Dentro desse contexto, o general não foi insubordinado ao dar a sua opinião. Ele exerceu um direito seu. Como foi exercido pelas as outras autoridades que citei. No caso do general, ele praticaria um crime se usasse o seu cargo para conspirar contra a Constituição, como fizeram os seus colegas em 1964. Aqui, eu quero defender o meu interesse pessoal. Como repórter, eu digo que, quanto mais as autoridades emitem suas opiniões pessoais, é melhor para nós, porque podemos garimpar no meio das baboseiras que falam informações que nos ajudem a enxergar os bastidores do poder. Hoje, os nossos colegas americanos conseguiram reativar o interesse dos seus leitores graças às baboseiras que o presidente Donald Trump diz, ao dar a sua opinião sobre assuntos oficiais, como é o caso das crises da Coréia do Norte e da Venezuela – há uma abundância de informações na internet.

Aqui, eu vou olhar a situação como um professor de história. O entendimento pelo repórter americano do estilo Trump de governar é facilitado pelo fato de eles viverem em uma sociedade que têm 200 e tantos anos de liberdade de imprensa. No Brasil, temos 30 e poucos anos. Portanto, é importante a gente usar acontecimentos, como o do caso da fala do general Mourão, para debater e tirar os esqueletos de dentro dos armários das redações. O golpe militar de 1964 é um desses esqueletos. Nos anos 60, palavras como as ditas pelo general eram sinal de golpe de Estado. Hoje, são classificadas de opinião pessoal. Por quê?

Para responder a essa pergunta, vamos fazer um mergulho no Brasil dos anos 60. O país era uma economia rural, onde não existiam o agronegócio nem a bem articulada e rentável agricultura familiar. O meio rural era formado por uma minoria de grandes proprietários de terra no Sul, conhecidos como fazendeiros ou estancieiros, e por uma maioria de miseráveis sem terra e de pobres agricultores familiares.

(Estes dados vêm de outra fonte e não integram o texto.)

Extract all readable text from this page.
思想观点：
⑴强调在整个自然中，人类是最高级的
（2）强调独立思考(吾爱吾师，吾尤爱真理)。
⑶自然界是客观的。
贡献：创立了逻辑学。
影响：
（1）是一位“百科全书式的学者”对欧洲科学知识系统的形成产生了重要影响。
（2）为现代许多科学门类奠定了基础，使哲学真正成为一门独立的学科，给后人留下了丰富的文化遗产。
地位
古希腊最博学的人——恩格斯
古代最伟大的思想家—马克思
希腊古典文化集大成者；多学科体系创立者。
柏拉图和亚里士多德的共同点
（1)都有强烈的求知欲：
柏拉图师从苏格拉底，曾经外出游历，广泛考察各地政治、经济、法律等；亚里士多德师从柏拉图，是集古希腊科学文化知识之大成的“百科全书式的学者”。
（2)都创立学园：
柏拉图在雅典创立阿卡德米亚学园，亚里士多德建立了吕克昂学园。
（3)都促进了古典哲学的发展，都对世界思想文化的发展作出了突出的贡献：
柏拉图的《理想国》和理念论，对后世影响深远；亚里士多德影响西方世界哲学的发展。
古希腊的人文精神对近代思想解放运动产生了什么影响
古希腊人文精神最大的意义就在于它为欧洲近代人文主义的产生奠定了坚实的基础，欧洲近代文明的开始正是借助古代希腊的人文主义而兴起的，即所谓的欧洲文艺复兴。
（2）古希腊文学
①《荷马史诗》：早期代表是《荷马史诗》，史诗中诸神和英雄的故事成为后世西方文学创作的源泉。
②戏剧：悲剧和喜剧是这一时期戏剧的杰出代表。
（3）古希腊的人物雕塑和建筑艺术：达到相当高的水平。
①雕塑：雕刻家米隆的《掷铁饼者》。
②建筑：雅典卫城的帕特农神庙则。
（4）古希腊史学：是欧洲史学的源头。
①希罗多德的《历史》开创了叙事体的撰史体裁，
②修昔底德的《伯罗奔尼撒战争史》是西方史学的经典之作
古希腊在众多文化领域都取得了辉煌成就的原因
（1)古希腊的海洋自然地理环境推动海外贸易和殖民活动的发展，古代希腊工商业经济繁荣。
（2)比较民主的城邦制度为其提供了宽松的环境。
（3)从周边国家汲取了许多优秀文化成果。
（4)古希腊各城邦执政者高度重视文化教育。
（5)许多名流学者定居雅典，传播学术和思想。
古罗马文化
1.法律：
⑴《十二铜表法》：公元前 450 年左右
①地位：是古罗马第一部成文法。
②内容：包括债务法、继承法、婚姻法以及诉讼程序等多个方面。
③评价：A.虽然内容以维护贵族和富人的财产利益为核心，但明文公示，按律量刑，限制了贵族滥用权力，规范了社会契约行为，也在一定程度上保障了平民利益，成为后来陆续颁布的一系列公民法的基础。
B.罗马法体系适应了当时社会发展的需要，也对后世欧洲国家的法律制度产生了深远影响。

Aqui cabe uma explicação: na época, a terra tinha duas funções: reserva de valor e de poder político. Tanto que os fazendeiros gaúchos eram conhecidos como gigolôs de vaca – deixavam o rebanho à própria sorte e recolhiam os que sobreviviam para vender. A situação agrária brasileira era semelhante ao restante dos países da América do Sul e da América Central, onde a luta pela terra era a principal bandeira política nesses países – há farta documentação (livros e teses acadêmicas) disponível na internet sobre o assunto.

As duas maiores potências militares e econômicas da época, Estados Unidos, capitalista, e a ex-União Soviética, socialista, estavam envolvidas na Guerra Fria – disputa pela hegemonia política mundial. O resto dos países do mundo orbitava ao redor de uma das potências. Tendo como bandeira a reforma agrária, em 1959, Fidel Castro fez a Revolução Cubana, saindo da órbita americana e passando para o lado da União Soviética um país caribenho a poucos quilômetros dos Estados Unidos. Uns quatro anos depois, em 1963, o então presidente brasileiro, João Goulart (PTB – RS), comprometido com as reformas de base, entre elas a agrária, mobilizou o país. Os americanos não queriam uma nova Cuba, ainda mais em um país com dimensões continentais como o Brasil. Daí financiaram com dinheiro, apoio de material bélico e de serviço de inteligência as Forças Armadas do Brasil para tomar o poder. Foi assim que nasceu 1964 –  há um vasto material disponível na internet. Imagine o poder da palavra de um general dentro desse contexto.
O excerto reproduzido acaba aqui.